国产通用处理器密码算法指令实现研究

计算机工程与科学 ›› 2022, Vol. 44 ›› Issue (07): 1162-1170.

国产通用处理器密码算法指令实现研究

陈子钰，何军，郭翔宇

（上海高性能集成电路设计中心,上海 201204）

收稿日期:2021-11-24 修回日期:2022-01-04 接受日期:2022-07-25 出版日期:2022-07-25 发布日期:2022-07-25

Implementation of cryptographic instructions for general purpose processors

CHEN Zi-yu，HE Jun，GUO Xiang-yu

（Shanghai High-Performance Integrated Circuit Design Center,Shanghai 201204,China ）

Received:2021-11-24 Revised:2022-01-04 Accepted:2022-07-25 Online:2022-07-25 Published:2022-07-25

摘要/Abstract

摘要： 介绍了国际主流密码算法AES和SHA，综述了当前主流通用处理器架构的密码算法指令发展现状。为提高国产通用处理器在密码安全领域的性能，设计了面向国产通用处理器的AES和SHA密码算法扩展指令集，实现了能全流水执行的AES和SHA密码算法指令执行部件，并进行了实现评估和优化。该密码算法指令执行部件的工作频率达2.0 GHz，总面积为17 644 μm2，总功耗为59.62 mW，相比软件采用原有通用指令实现，对AES密码算法的最小加速比为8.90倍，对SHA密码算法的最小加速比为4.47倍，在指令全流水执行时可达19.30倍，显著地改善了处理器执行AES和SHA密码算法的性能，有望应用于国产通用处理器并进一步提升国产通用处理器芯片在密码安全应用领域的竞争力。此外，该密码算法指令部件还可以封装成专门用于支持密码算法的IP，应用在密码安全领域的专用芯片中。

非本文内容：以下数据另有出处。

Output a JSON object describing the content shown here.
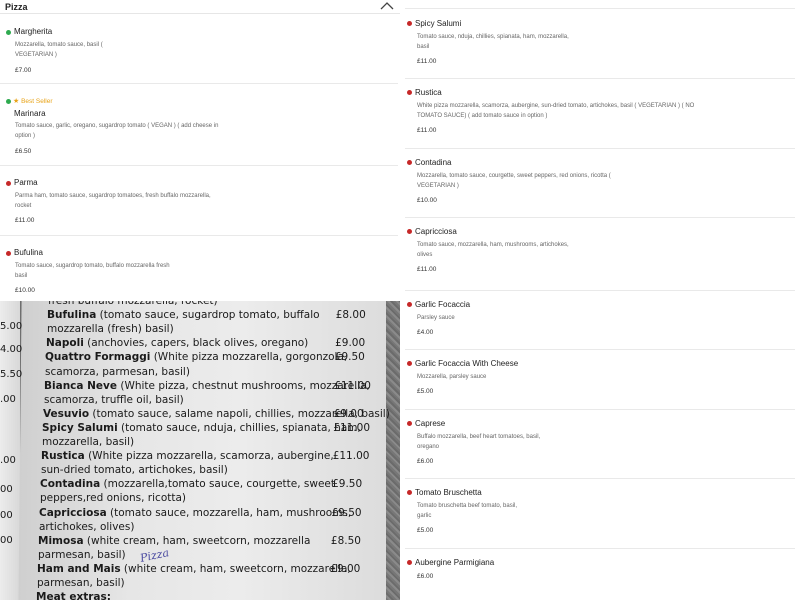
{
  "section": {
    "title": "Pizza",
    "collapse_icon": "chevron-up-icon"
  },
  "left_items": [
    {
      "name": "Margherita",
      "diet": "veg",
      "badge": "",
      "desc_lines": [
        "Mozzarella, tomato sauce, basil (",
        "VEGETARIAN )"
      ],
      "price": "£7.00"
    },
    {
      "name": "Marinara",
      "diet": "veg",
      "badge": "Best Seller",
      "desc_lines": [
        "Tomato sauce, garlic, oregano, sugardrop tomato ( VEGAN ) ( add cheese in",
        "option )"
      ],
      "price": "£6.50"
    },
    {
      "name": "Parma",
      "diet": "meat",
      "badge": "",
      "desc_lines": [
        "Parma ham, tomato sauce, sugardrop tomatoes, fresh buffalo mozzarella,",
        "rocket"
      ],
      "price": "£11.00"
    },
    {
      "name": "Bufulina",
      "diet": "meat",
      "badge": "",
      "desc_lines": [
        "Tomato sauce, sugardrop tomato, buffalo mozzarella fresh",
        "basil"
      ],
      "price": "£10.00"
    }
  ],
  "right_items": [
    {
      "name": "Spicy Salumi",
      "desc_lines": [
        "Tomato sauce, nduja, chillies, spianata, ham, mozzarella,",
        "basil"
      ],
      "price": "£11.00"
    },
    {
      "name": "Rustica",
      "desc_lines": [
        "White pizza mozzarella, scamorza, aubergine, sun-dried tomato, artichokes, basil ( VEGETARIAN ) ( NO",
        "TOMATO SAUCE) ( add tomato sauce in option )"
      ],
      "price": "£11.00"
    },
    {
      "name": "Contadina",
      "desc_lines": [
        "Mozzarella, tomato sauce, courgette, sweet peppers, red onions, ricotta (",
        "VEGETARIAN )"
      ],
      "price": "£10.00"
    },
    {
      "name": "Capricciosa",
      "desc_lines": [
        "Tomato sauce, mozzarella, ham, mushrooms, artichokes,",
        "olives"
      ],
      "price": "£11.00"
    },
    {
      "name": "Garlic Focaccia",
      "desc_lines": [
        "Parsley sauce"
      ],
      "price": "£4.00"
    },
    {
      "name": "Garlic Focaccia With Cheese",
      "desc_lines": [
        "Mozzarella, parsley sauce"
      ],
      "price": "£5.00"
    },
    {
      "name": "Caprese",
      "desc_lines": [
        "Buffalo mozzarella, beef heart tomatoes, basil,",
        "oregano"
      ],
      "price": "£6.00"
    },
    {
      "name": "Tomato Bruschetta",
      "desc_lines": [
        "Tomato bruschetta beef tomato, basil,",
        "garlic"
      ],
      "price": "£5.00"
    },
    {
      "name": "Aubergine Parmigiana",
      "desc_lines": [],
      "price": "£6.00"
    }
  ],
  "photo_menu": {
    "edge_prices": [
      "5.00",
      "4.00",
      "5.50",
      ".00",
      ".00",
      "00",
      "00",
      "00"
    ],
    "lines": [
      {
        "name": "",
        "rest": "fresh buffalo mozzarella, rocket)",
        "price": ""
      },
      {
        "name": "Bufulina",
        "rest": " (tomato sauce, sugardrop tomato, buffalo",
        "price": "£8.00"
      },
      {
        "name": "",
        "rest": "mozzarella (fresh) basil)",
        "price": ""
      },
      {
        "name": "Napoli",
        "rest": " (anchovies, capers, black olives, oregano)",
        "price": "£9.00"
      },
      {
        "name": "Quattro Formaggi",
        "rest": " (White pizza mozzarella, gorgonzola,",
        "price": "£9.50"
      },
      {
        "name": "",
        "rest": "scamorza, parmesan, basil)",
        "price": ""
      },
      {
        "name": "Bianca Neve",
        "rest": " (White pizza, chestnut mushrooms, mozzarella,",
        "price": "£11.00"
      },
      {
        "name": "",
        "rest": "scamorza, truffle oil, basil)",
        "price": ""
      },
      {
        "name": "Vesuvio",
        "rest": " (tomato sauce, salame napoli, chillies, mozzarella, basil)",
        "price": "£9.00"
      },
      {
        "name": "Spicy Salumi",
        "rest": " (tomato sauce, nduja, chillies, spianata, ham,",
        "price": "£11.00"
      },
      {
        "name": "",
        "rest": "mozzarella, basil)",
        "price": ""
      },
      {
        "name": "Rustica",
        "rest": " (White pizza mozzarella, scamorza, aubergine,",
        "price": "£11.00"
      },
      {
        "name": "",
        "rest": "sun-dried tomato, artichokes, basil)",
        "price": ""
      },
      {
        "name": "Contadina",
        "rest": " (mozzarella,tomato sauce, courgette, sweet",
        "price": "£9.50"
      },
      {
        "name": "",
        "rest": "peppers,red onions, ricotta)",
        "price": ""
      },
      {
        "name": "Capricciosa",
        "rest": " (tomato sauce, mozzarella, ham, mushrooms,",
        "price": "£9.50"
      },
      {
        "name": "",
        "rest": "artichokes, olives)",
        "price": ""
      },
      {
        "name": "Mimosa",
        "rest": " (white cream, ham, sweetcorn, mozzarella",
        "price": "£8.50"
      },
      {
        "name": "",
        "rest": "parmesan, basil)",
        "price": ""
      },
      {
        "name": "Ham and Mais",
        "rest": " (white cream, ham, sweetcorn, mozzarella,",
        "price": "£9.00"
      },
      {
        "name": "",
        "rest": "parmesan, basil)",
        "price": ""
      },
      {
        "name": "Meat extras:",
        "rest": "",
        "price": ""
      }
    ],
    "handwriting": "Pizza"
  }
}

关键词: 通用处理器, AES, SHA, 密码算法, 密码算法指令, 处理器性能

Abstract: This paper introduces the international mainstream cryptographic algorithms AES and SHA, and summarizes the development status of cryptographic algorithm instructions in the current mainstream general processor architecture. In order to improve the performance of general purpose processor in the field of cryptographic security, an extended instruction set of AES and SHA cryptographic algorithm for general purpose processor is designed, and an instruction execution unit of AES and SHA cryptographic algorithm that can be fully pipeline execute are realized, evaluated and optimized. The operating frequency of the instruction execution unit can reach 2.0 GHz, the total area is 17 644 μm2, and the total power consumption is 59.62 mW. Compared with the software implementation with the gene- ral instructions, the minimum speedup for AES cryptographic algorithm is 8.90 times, the minimum speedup for SHA cryptographic algorithm is 4.47 times and its speedup can reach 19.30 times in the case of fully pipelined execution of instructions, which significantly improves the performance of the processor in executing AES and SHA cryptographic algorithms, It is expected to be applied to general purpose processors and further enhance the competitiveness of general purpose processor chips in the field of cryptographic security applications. In addition, the cryptographic algorithm instruction execution unit can also be encapsulated into an IP specially used to support cryptographic algorithm and applied to a special chip in the field of cryptographic security.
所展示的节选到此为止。